Private equity funds already use multiple inputs and analyses in determining a range of possible values, after which they come to a single point estimate of fair value, said David Larsen, a managing director at valuation specialist Duff & Phelps. Now, GPs will have to disclose that range of possible values to their investors and to third-party auditors.
 
Already the proposal is eliciting howls of protest from the private equity CFO community.

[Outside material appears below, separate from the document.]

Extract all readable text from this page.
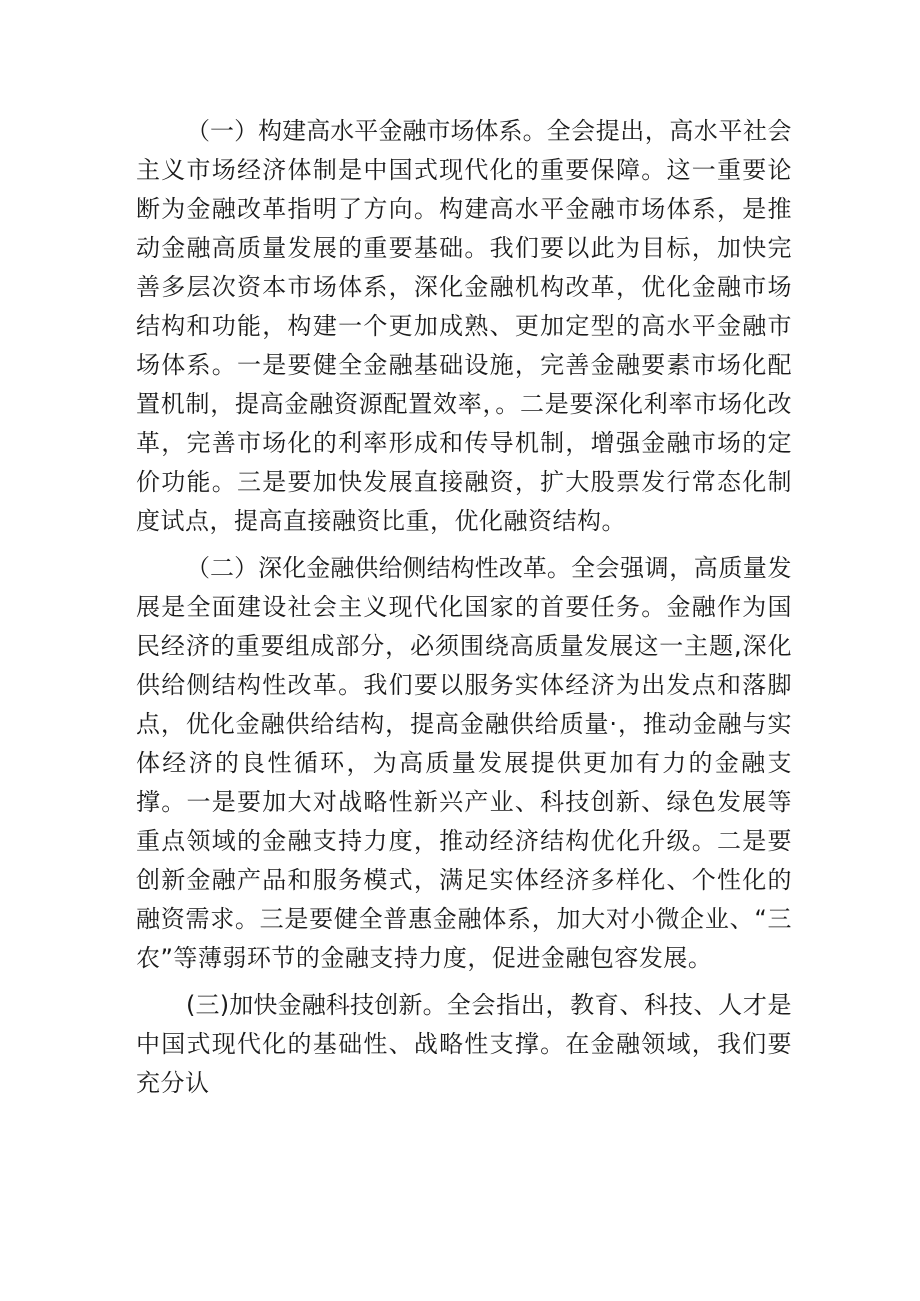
（一）构建高水平金融市场体系。全会提出，高水平社会主义市场经济体制是中国式现代化的重要保障。这一重要论断为金融改革指明了方向。构建高水平金融市场体系，是推动金融高质量发展的重要基础。我们要以此为目标，加快完善多层次资本市场体系，深化金融机构改革，优化金融市场结构和功能，构建一个更加成熟、更加定型的高水平金融市场体系。一是要健全金融基础设施，完善金融要素市场化配置机制，提高金融资源配置效率，。二是要深化利率市场化改革，完善市场化的利率形成和传导机制，增强金融市场的定价功能。三是要加快发展直接融资，扩大股票发行常态化制度试点，提高直接融资比重，优化融资结构。

（二）深化金融供给侧结构性改革。全会强调，高质量发展是全面建设社会主义现代化国家的首要任务。金融作为国民经济的重要组成部分，必须围绕高质量发展这一主题,深化供给侧结构性改革。我们要以服务实体经济为出发点和落脚点，优化金融供给结构，提高金融供给质量·，推动金融与实体经济的良性循环，为高质量发展提供更加有力的金融支撑。一是要加大对战略性新兴产业、科技创新、绿色发展等重点领域的金融支持力度，推动经济结构优化升级。二是要创新金融产品和服务模式，满足实体经济多样化、个性化的融资需求。三是要健全普惠金融体系，加大对小微企业、“三农”等薄弱环节的金融支持力度，促进金融包容发展。

(三)加快金融科技创新。全会指出，教育、科技、人才是中国式现代化的基础性、战略性支撑。在金融领域，我们要充分认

Larsen said that the disclosure requirement could cause auditors and limited partners alike to question the GP’s assumptions, perhaps unnecessarily.
 
“If the private equity fund determines that the range is 50-100, and their best estimate is 80, do they have to disclose the 50-100?” said Larsen. “And if they do, does the LP ask, ‘Why didn’t they use 70 or 90?’ And does the auditor start second-guessing? It could create a non-productive discussion, given that in private equity these are illiquid investments and management has done its best job to come up with them.”
 
The chief financial officer of a US venture capital firm said the additional language is unlikely to help any readers of his firm’s financial statements, and will increase the amount of documentation necessary to support the firm's Level 3 assets.
 
“It’s another accountant full-employment effort in that the accountant’s staff and the more-expensive technical review partner will need to spend more time in his or her review of those disclosures, which invariably spawn a new laundry list of questions, many of which lack substantive relevance,” he said.
 
The requirements were most likely written for mortgage-backed securities or asset-backed securities that used to be actively traded but now must be measured with Level 3 inputs for the first time, the CFO noted.
 
“The feeling is that investors [in formerly liquid assets] want more information about how those assets are valued using Level 3 inputs,” Larsen said. “Private equity is sort of caught in the wider net.”
 
FASB has spent the third quarter of 2009 working on an organisational overhaul of US Generally Accepted Accounting Principles, harmonising the entire body of generally accepted accounting principles by topic. All accounting principles relating to fair value now fall under Topic 820. Going forward, instead of issuing staff positions, FASB will issue Accounting Standards Updates.

The proposal will now go through a comment period that ends 12 October, after which the final version of the Accounting Standards Update will be released.